Kuraklığın ciddi manada olumsuz etkilerinin görüldüğü yerlerden bir tanesi de Kahramanmaraş’ın Dulkadiroğlu Bölgesi! Pazarcık ve Narlı tarafına yakın olan Kartalkaya Sulama Havzası’ndan su temin eden çiftçilerimiz, kuraklıktan daha çok etkilendi. Kuraklıktan dolayı ürün yelpazesinde değişiklik olmaya başladı. Yani o bölgede çiftçilerimiz, son derece verimli arazilerde mısır üretimi yaparken; mısırı terk edip bakliyat ürünlerine yöneldi. Kahramanmaraş’ın tarımsal ürün yelpazesinde de değişikliğe neden oldu, diyebiliriz.

Taban suyu seviyesinde yaşanan değişiklikler sulama imkânı zayıf olan bölgeleri nasıl etkiledi?

Taban suyunun az oluşu veya yüksek oluşu aldığımız yağışlarla doğru orantılı. Yağışlarımızın az olması sebebiyle Kahramanmaraş genelinde birçok bölgede, yani su sorunu olmayan Onikişubat Bölgesinde dahi taban suyu seviyesi düştü. Kahramanmaraş genelinde, taban suyu noktasında sıkıntı olmayan yer yoktu. Sulama birliklerinde su olmadığından; çiftçilere ikinci üründe veya suyu çok seven mısır gibi ürünlere su verilemediği için çiftçilerimiz kendi imkânlarıyla sondaj kuyularıyla su bulma yoluna gitti. Geçtiğimiz yıllarda 50 metreden, 100 metreden su bulunurken; taban suyu seviyesinde düşüş nedeniyle 150 metrelere kadar kuyu vurulmaya başlandı. Tabi 150 metre derinlikte vurulan kuyularında kullanılan pompaların çekiş gücünün biraz daha fazla olması, elektrik sarfiyatı ve maliyetlerin artması çiftçiyi biraz daha olumsuz etkiledi. 

Çiftçilerimiz makineli tarıma ne ölçüde yöneldi? Makineli tarım Kahramanmaraş’ta yeterince yaygınlaştı mı?

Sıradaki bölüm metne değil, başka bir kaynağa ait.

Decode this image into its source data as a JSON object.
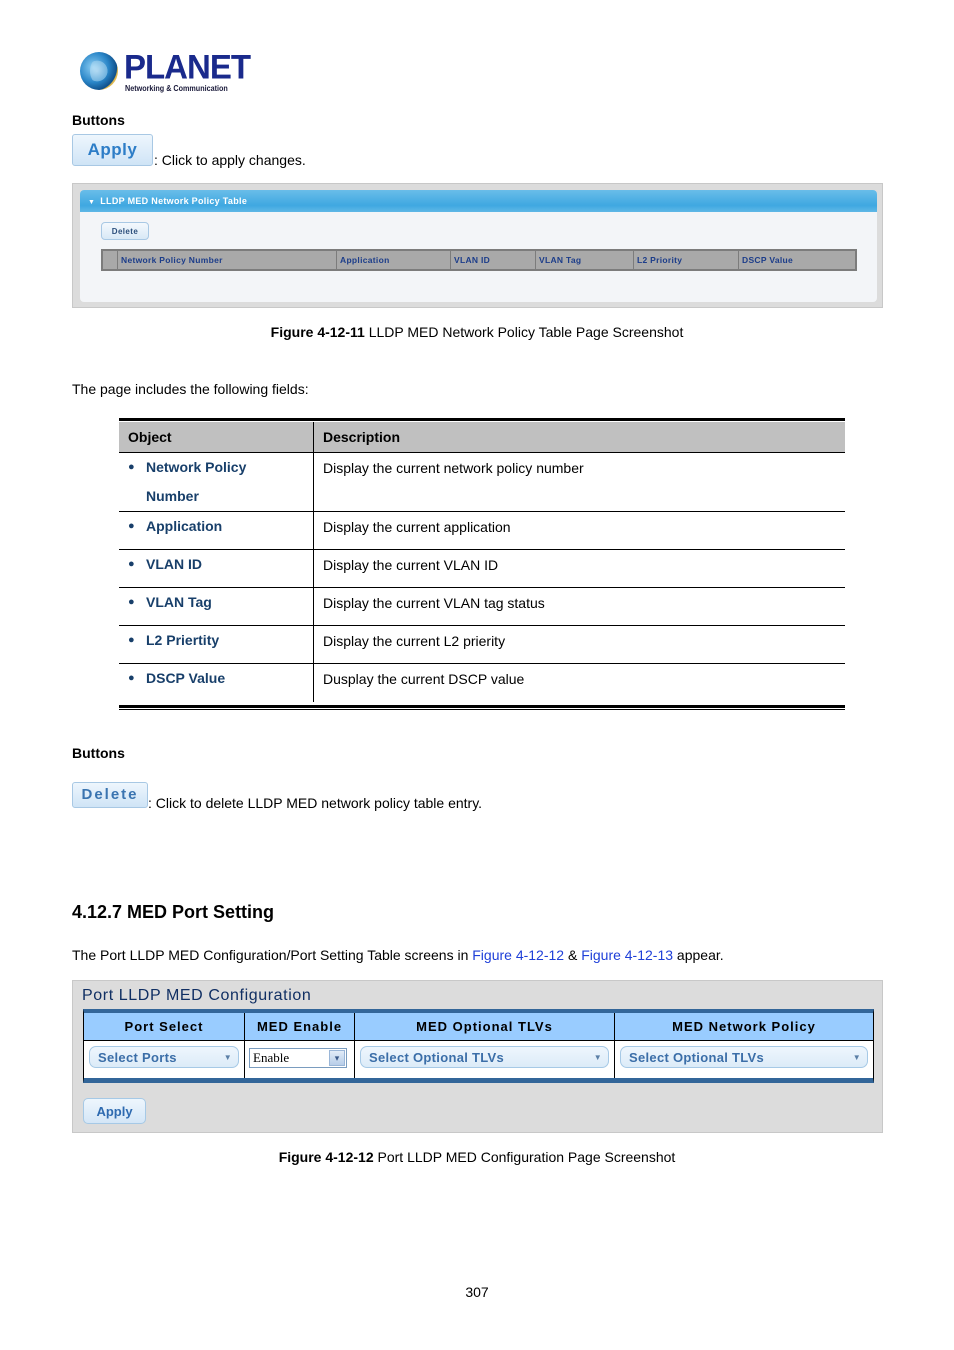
{
  "logo": {
    "brand": "PLANET",
    "tagline": "Networking & Communication"
  },
  "buttons_section_1": {
    "heading": "Buttons",
    "apply_button_label": "Apply",
    "apply_description": ": Click to apply changes."
  },
  "figure_11": {
    "panel_title": "LLDP MED Network Policy Table",
    "delete_button_label": "Delete",
    "columns": [
      "Network Policy Number",
      "Application",
      "VLAN ID",
      "VLAN Tag",
      "L2 Priority",
      "DSCP Value"
    ],
    "caption_bold": "Figure 4-12-11",
    "caption_text": " LLDP MED Network Policy Table Page Screenshot"
  },
  "intro_text": "The page includes the following fields:",
  "fields_table": {
    "headers": [
      "Object",
      "Description"
    ],
    "rows": [
      {
        "object_line1": "Network Policy",
        "object_line2": "Number",
        "description": "Display the current network policy number"
      },
      {
        "object_line1": "Application",
        "object_line2": "",
        "description": "Display the current application"
      },
      {
        "object_line1": "VLAN ID",
        "object_line2": "",
        "description": "Display the current VLAN ID"
      },
      {
        "object_line1": "VLAN Tag",
        "object_line2": "",
        "description": "Display the current VLAN tag status"
      },
      {
        "object_line1": "L2 Priertity",
        "object_line2": "",
        "description": "Display the current L2 prierity"
      },
      {
        "object_line1": "DSCP Value",
        "object_line2": "",
        "description": "Dusplay the current DSCP value"
      }
    ]
  },
  "buttons_section_2": {
    "heading": "Buttons",
    "delete_button_label": "Delete",
    "delete_description": ": Click to delete LLDP MED network policy table entry."
  },
  "section": {
    "title": "4.12.7 MED Port Setting",
    "intro_before": "The Port LLDP MED Configuration/Port Setting Table screens in ",
    "link1": "Figure 4-12-12",
    "intro_mid": " & ",
    "link2": "Figure 4-12-13",
    "intro_after": " appear."
  },
  "figure_12": {
    "title": "Port LLDP MED Configuration",
    "columns": [
      "Port Select",
      "MED Enable",
      "MED Optional TLVs",
      "MED Network Policy"
    ],
    "port_select_value": "Select Ports",
    "med_enable_value": "Enable",
    "optional_tlvs_value": "Select Optional TLVs",
    "network_policy_value": "Select Optional TLVs",
    "apply_button_label": "Apply",
    "caption_bold": "Figure 4-12-12",
    "caption_text": " Port LLDP MED Configuration Page Screenshot"
  },
  "page_number": "307",
  "colors": {
    "object_text": "#183f6a",
    "link": "#1e3fd8",
    "panel_header_blue": "#3fa8e1",
    "config_header_blue": "#99ccff",
    "config_border": "#336699"
  }
}
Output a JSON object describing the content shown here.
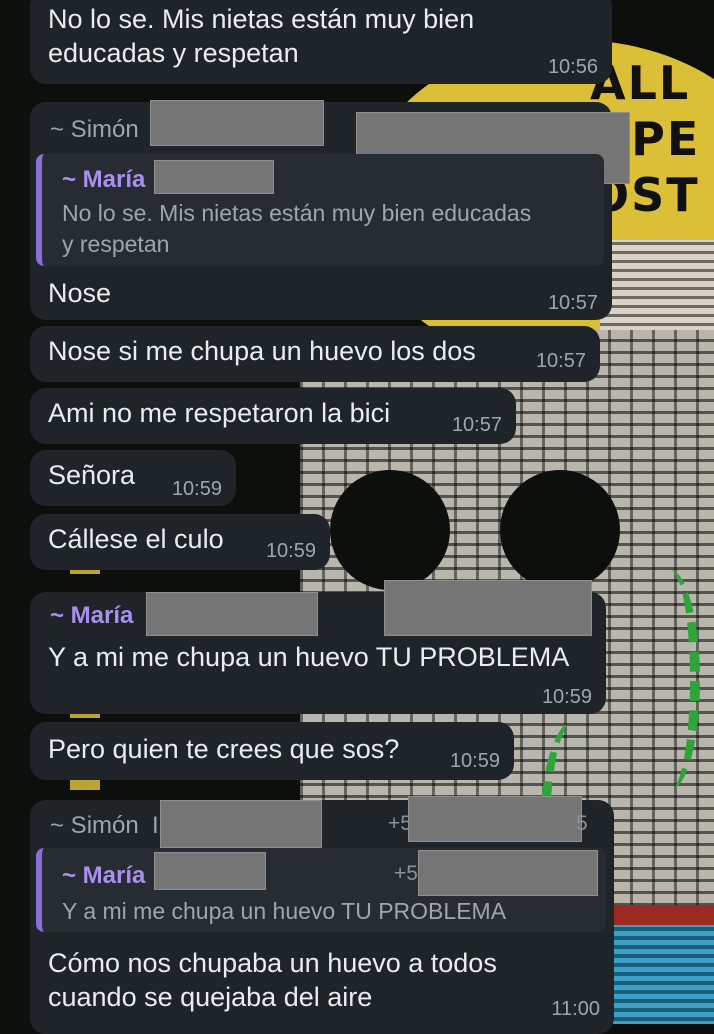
{
  "messages": [
    {
      "text_lines": [
        "No lo se. Mis nietas están muy bien",
        "educadas y respetan"
      ],
      "time": "10:56"
    },
    {
      "sender": "~ Simón",
      "reply_to": {
        "sender": "~ María",
        "text_lines": [
          "No lo se. Mis nietas están muy bien educadas",
          "y respetan"
        ]
      },
      "text": "Nose",
      "time": "10:57"
    },
    {
      "text": "Nose si me chupa un huevo los dos",
      "time": "10:57"
    },
    {
      "text": "Ami no me respetaron la bici",
      "time": "10:57"
    },
    {
      "text": "Señora",
      "time": "10:59"
    },
    {
      "text": "Cállese el culo",
      "time": "10:59"
    },
    {
      "sender": "~ María",
      "text": "Y a mi me chupa un huevo TU PROBLEMA",
      "time": "10:59"
    },
    {
      "text": "Pero quien te crees que sos?",
      "time": "10:59"
    },
    {
      "sender": "~ Simón",
      "sender_frag": "I",
      "phone_frag": "+5",
      "phone_frag_end": "5",
      "reply_to": {
        "sender": "~ María",
        "phone_frag": "+5",
        "text": "Y a mi me chupa un huevo TU PROBLEMA"
      },
      "text_lines": [
        "Cómo nos chupaba un huevo a todos",
        "cuando se quejaba del aire"
      ],
      "time": "11:00"
    }
  ],
  "wallpaper": {
    "text": "ALL\nOPE\nOST",
    "colors": {
      "sun": "#e7c93a",
      "vine": "#2ea43a",
      "bubble": "#1f2428",
      "quote_bar": "#8a6fd8",
      "name": "#a98ff0"
    }
  }
}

Kahramanmaraşlı çiftçilerimiz, yeniliklere son derece açık! Tarım fuarlarına olan ilgi her geçen gün daha da artıyor. Çiftçilerimizin, makineli tarıma geçebilmesi için ekonomik durumlarının iyi olması lazım. Parası olduktan sonra çiftçilerimiz, yenilikleri takip ediyor. Teknolojik ekipmanları, alet ve edevatı satın alıyor. Büyükşehirlerde, tarımın ciddi oranda yapıldığı Çukurova Bölgesini kıyaslayacak olursak; Kahramanmaraş’ta da ciddi oranda alet, edevat ve ekipman edinme noktasında çiftçimiz gayretli. Bu durum, çiftçilerimizin tamamen ekonomisiyle alakalı. Ama ekonomiyle bağdaştığı için 2014 yılından bu yana Türkiye genelinde yaşanan bir kuraklık, çiftçimizin biraz duraklamasına neden oldu. Kuraklık, ürün kaybı, ürün değişikliği ile alakalı çiftçimiz, ekonomik olarak biraz zayıfladı. Zayıflayınca da teknolojik ekipmanlardan biraz yararlanamaz oldu. 

Tarım ürünlerinin hasatında 2016 yılı için her hangi bir sürpriz yaşandı mı? Hasat beklentilerin altında mı üstünde mi gerçekleşti?

Havaların sıcak oluşu, buğdayda verimin düşük olmasına neden oldu. Sıcak hava, mısırın döllenmesine etki ettiği için ürün veriminin düşmesine neden oldu. Yani buğday ve mısırda biraz verim kaybı oldu diyebiliriz. Mısır için konuşacak olursak; Kahramanmaraş genelinde dönüme 1,5 ton civarında mısır hasat edilirken bu oran 1 tonlara kadar düştü.

Kuraklık, aşırı sıcaklar, ürünün para etmemesi gibi nedenlerle çiftçilerin, tarımı bırakması söz konusu oldu mu? Tarımdan başka alanlara kayma var mı?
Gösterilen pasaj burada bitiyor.